Comments on Clairet et al., "Nucleosome patterns in four plant pathogenic..."
in this preprint authors present the analysis of nucleosome occupancy on four plant pathogenic fungi and discuss several factors that might underlie the observed patterns. Authors developed a freely available bioinformatics workflow to analyse and plot nucleosome phasing data that might be of interest to other researchers. The MNase-seq datasets could be reused for larger comparative nucleosome occupancy studies. I think, however, that the preprint is spare on technical details and overinterpret the results in some parts. Below I detail my general comments, point to specific aspects that I would like to see addressed and finish with some minor corrections/clarifications. I hope authors find the comments useful and are willing to address the points raised.
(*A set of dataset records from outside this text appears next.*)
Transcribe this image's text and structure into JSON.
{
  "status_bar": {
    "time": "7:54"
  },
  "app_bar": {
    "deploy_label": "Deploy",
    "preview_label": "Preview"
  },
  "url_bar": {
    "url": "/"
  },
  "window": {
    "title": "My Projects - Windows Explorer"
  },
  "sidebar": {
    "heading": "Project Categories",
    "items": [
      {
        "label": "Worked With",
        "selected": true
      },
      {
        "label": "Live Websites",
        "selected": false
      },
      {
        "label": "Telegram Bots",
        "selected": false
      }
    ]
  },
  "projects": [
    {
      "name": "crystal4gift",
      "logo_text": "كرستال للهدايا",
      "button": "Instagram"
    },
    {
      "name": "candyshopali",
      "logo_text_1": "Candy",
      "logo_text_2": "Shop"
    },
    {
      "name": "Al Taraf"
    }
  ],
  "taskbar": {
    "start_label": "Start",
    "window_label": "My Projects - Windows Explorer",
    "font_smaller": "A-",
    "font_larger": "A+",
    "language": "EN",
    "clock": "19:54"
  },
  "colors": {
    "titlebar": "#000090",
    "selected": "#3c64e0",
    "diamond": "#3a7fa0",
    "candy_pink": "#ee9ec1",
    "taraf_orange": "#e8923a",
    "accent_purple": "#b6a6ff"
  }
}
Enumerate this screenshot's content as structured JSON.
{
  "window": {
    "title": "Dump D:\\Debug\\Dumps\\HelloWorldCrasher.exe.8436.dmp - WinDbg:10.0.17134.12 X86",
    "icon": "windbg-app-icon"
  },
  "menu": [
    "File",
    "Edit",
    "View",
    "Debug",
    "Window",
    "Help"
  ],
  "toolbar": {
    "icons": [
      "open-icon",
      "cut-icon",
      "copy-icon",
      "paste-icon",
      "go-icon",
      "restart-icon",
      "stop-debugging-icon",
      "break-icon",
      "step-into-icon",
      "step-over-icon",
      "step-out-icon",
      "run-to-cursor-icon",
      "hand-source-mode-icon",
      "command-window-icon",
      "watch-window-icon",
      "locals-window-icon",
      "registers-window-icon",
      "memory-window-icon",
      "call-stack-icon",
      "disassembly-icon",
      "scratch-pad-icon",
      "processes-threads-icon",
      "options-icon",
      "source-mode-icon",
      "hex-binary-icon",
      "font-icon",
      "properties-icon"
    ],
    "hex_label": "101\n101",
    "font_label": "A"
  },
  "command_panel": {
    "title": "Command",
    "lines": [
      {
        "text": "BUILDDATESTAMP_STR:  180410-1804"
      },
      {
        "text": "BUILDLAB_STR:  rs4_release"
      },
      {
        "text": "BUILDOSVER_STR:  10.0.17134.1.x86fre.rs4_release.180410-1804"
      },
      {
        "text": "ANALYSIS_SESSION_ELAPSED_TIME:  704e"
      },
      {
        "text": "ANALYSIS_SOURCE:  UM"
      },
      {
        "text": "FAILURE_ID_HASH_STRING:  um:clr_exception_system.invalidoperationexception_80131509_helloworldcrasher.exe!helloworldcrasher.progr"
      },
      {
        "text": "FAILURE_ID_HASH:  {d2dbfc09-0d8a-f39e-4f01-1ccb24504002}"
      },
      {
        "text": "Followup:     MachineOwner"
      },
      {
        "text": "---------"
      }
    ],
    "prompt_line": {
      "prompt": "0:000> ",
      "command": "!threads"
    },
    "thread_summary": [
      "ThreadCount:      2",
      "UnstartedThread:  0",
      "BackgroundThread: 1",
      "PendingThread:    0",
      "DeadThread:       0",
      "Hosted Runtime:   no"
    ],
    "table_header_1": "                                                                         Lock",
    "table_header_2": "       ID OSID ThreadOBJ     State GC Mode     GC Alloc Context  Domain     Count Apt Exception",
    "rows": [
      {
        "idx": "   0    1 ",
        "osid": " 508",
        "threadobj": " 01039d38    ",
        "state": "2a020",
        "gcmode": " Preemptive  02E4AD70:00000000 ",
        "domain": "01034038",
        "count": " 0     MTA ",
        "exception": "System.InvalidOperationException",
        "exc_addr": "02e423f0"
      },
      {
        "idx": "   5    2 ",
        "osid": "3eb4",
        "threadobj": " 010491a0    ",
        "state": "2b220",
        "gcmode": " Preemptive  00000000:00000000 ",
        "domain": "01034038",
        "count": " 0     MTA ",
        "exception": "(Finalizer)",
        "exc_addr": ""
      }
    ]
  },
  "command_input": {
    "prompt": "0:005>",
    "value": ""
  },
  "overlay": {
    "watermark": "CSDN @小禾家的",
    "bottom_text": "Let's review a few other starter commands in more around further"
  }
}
1. The bioinformatics workflow is hardly described at all, thus leaving out some important details. These include both plotting parameters used in the different parts of MSTS and statistical choices. For instance,
- a) in the methods I couldn't find how nucleosome signal intensity was "normalized", but in figures' legends it is stated that these are z-score normalized, is this the only option available in MSTS? Why are there no positive normalized nucleosome signal values on figure 3A?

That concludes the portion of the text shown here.